Mother and a Guest (Sarangbang sonnimgwa eomeoni) (1961)|
Director : Shin Sang-Okk
Production Company : Shin Films Co., Ltd
Date of Rate : 1961-08-26
Running Time : 103 min.
Opening Theater : Myeong Bo Theater
Genre : Literary Art
Writer : Joo Yo-Seob
Screenplay(Adaptation) : Lim Hee-Jae
Producer : Shin Sang-Okk
Executive Producer : Hwang Nam
Director of PhotoGraphy : Choi Su-Young
Gaffer : Lee Kyu-Chang
Music : Jeong Yun-Ju
Art Director : Kang Seong-Beom
Editor : Yang Seong-Ran
Sound/Recording : Lee Kyeong-Sun
Kim Jin-Kyu, Choi Eun-Hee, Han Eun-Jin, Do Keum-Bong, Jeon Young-Seon
Ok-hui (Jeon Young-seon) lives with her grandmother (Han Eun-jin), her mother (Choi Eun-hee), and the maid (Do Kum-bong). People refer to their house as the "Widow House" because all three adult women who live there are widows. One day, a teacher named Mr. Han (Kim Jin-kyu), who is a friend of Ok-hui's uncle, moves into the house as a lodger. Never having known her late father, six-year-old Ok-hui takes to Mr. Han as if he were her real father. Ok-hui's mother and Mr. Han develop feelings for each other unbeknownst to prying eyes, and Ok-hui shuttles back and forth between them as their messenger of love. Mr. Han sends Ok-hui's mother a letter confessing his love for her, but she rejects him out of concern for her mother-in-law and Ok-hui, and Mr. Han departs for Seoul.
"A film that created the stereotype for the traditional Korean woman"

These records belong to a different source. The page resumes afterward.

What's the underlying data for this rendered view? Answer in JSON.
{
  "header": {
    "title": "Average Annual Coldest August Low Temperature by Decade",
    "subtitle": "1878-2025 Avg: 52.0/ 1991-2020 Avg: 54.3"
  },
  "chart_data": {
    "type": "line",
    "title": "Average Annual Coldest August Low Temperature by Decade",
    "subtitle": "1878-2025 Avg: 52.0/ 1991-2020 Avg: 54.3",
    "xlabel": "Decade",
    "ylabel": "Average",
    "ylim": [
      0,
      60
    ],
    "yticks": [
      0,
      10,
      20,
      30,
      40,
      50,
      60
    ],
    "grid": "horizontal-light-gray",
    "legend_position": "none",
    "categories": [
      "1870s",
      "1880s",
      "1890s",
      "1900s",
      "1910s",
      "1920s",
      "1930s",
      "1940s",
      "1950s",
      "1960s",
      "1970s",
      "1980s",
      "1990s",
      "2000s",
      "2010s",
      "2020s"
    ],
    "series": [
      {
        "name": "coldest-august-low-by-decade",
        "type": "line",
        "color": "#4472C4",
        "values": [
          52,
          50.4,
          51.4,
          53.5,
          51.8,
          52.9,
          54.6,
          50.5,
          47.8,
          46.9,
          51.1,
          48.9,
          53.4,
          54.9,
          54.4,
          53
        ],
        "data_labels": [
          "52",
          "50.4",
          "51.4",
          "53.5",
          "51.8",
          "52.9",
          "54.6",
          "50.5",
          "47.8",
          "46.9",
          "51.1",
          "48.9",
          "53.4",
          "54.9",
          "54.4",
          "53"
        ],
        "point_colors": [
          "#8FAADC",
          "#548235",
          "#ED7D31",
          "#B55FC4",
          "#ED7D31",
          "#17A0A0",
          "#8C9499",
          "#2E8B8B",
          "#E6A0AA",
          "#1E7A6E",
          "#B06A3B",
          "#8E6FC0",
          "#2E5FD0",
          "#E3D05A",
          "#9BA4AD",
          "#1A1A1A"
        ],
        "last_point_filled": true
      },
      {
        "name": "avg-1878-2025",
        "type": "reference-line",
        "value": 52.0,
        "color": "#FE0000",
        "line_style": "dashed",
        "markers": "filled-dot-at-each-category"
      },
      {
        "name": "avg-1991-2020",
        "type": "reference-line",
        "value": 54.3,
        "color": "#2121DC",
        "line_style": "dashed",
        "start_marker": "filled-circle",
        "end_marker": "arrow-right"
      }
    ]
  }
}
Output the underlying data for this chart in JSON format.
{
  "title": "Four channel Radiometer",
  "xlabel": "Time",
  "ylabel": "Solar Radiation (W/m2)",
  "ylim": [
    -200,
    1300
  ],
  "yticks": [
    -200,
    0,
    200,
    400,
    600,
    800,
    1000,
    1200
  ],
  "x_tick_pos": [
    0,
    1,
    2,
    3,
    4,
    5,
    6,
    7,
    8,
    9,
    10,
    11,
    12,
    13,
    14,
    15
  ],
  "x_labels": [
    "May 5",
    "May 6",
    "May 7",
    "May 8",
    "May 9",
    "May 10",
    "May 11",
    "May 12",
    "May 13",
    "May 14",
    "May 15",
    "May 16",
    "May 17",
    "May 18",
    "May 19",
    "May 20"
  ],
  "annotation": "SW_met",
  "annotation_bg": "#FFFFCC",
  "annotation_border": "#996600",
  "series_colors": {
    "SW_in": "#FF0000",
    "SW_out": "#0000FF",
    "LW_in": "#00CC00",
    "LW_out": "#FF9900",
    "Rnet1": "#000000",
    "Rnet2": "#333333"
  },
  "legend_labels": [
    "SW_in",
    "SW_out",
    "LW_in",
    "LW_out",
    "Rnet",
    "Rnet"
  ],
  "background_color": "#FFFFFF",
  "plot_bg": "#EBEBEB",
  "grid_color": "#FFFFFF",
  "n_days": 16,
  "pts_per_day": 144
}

Adapted from Joo Yo-seob's short story of the same title, Mother and a Guest is a representative example of the Korean literary film. Through Ok-hui's innocent and childlike perspective, the movie portrays the deep, furtive love between a man and a woman with touching lyricism. In adapting Joo Yo-seob's short story for the big screen, director Shin Sang-ok inserted characters and incidents that are absent from the original, yet managed to expand its imagery and sentiment without altering the simple tale. The result is a "feature film that feels like a short story." The movie takes particular care in presenting the love between Ok-hui's mother and Mr. Han obliquely through Ok-hui's gaze, to the extent that there are few if any moments when the two share the same screen or exchange direct conversation. Mother and a Guest does not so much follow a plot as flow on the current of atmospheres and emotions. There are no notable incidents, nor can one trace a clear synopsis. Nonetheless, the film never loses its cinematic suspense or density a fact that testifies to the extraordinary dexterity of director Shin Sang-ok in calibrating emotions. Shin makes effective use of piano music and various props, including flowers, to connote the inner feelings of Ok-hui's mother and Mr. Han. For instance, the former's internal state, churning with a love that cannot be expressed, is conveyed through passionate piano music. If the scene toward the end of the film in which Mr. Han pulls Ok-hui's mother into his arms for the first and last time delivers a powerful impact, this is surely because the emotional pitch has already been elevated through such painstaking devices. The veiled but ardent feelings shared by the main couple are even more effectively communicated through contrast with the uninhibited love between the maid and the egg merchant. Unlike Ok-hui's mother and Mr. Han, who never even exchange a real conversation, the maid and the egg seller indulge copiously in their love and sexual desire. The charming ingenuity of child actor Jeon Young-seon's performance as Ok-hui also became a topic of interest among audiences at the time.
Director Bio: Shin Sang-ok (1926-2006)
Shin Sang-ok, who was an icon of Korean cinema during the 1960s, is one of the most significant producer-directors in Korean film history. After graduating from Gyeongseong Middle School and Tokyo Art School, he worked under director Choi In-kyu as an assistant director and in 1952, made his directorial debut with The Evil Night (Ag-ya). He became recognized as one of the greatest Korean producer-directors of his era with the stunning success of Seong Chun-hyang (Seong Chun-hyang) (1961) and ran Shin Film Studios, once called "Half the Korean Movie Industry." But his close relationship with the political regime which was the basis for the founding and success of Shin Film Studios began to fade, and with the government's cancellation of his license, he lost Shin Film Studios where he produced his movies and which he valued more than his life. In 1978, he was kidnapped to North Korea along with his wife Choi Eun-hui and produced films such as Salt (Sogeum) there. The two dramatically escaped North Korea in 1986 and after residing in the United States, moved to South Korea where director Shin Sang-ok taught students and prepared to undertake Genghis Khan, which he thought would be the pinnacle of his lifetime of film. But he passed away on April 11th, 2006, without being able to bring his plans to fruition. In all, he directed 75 movies and produced 250 movies.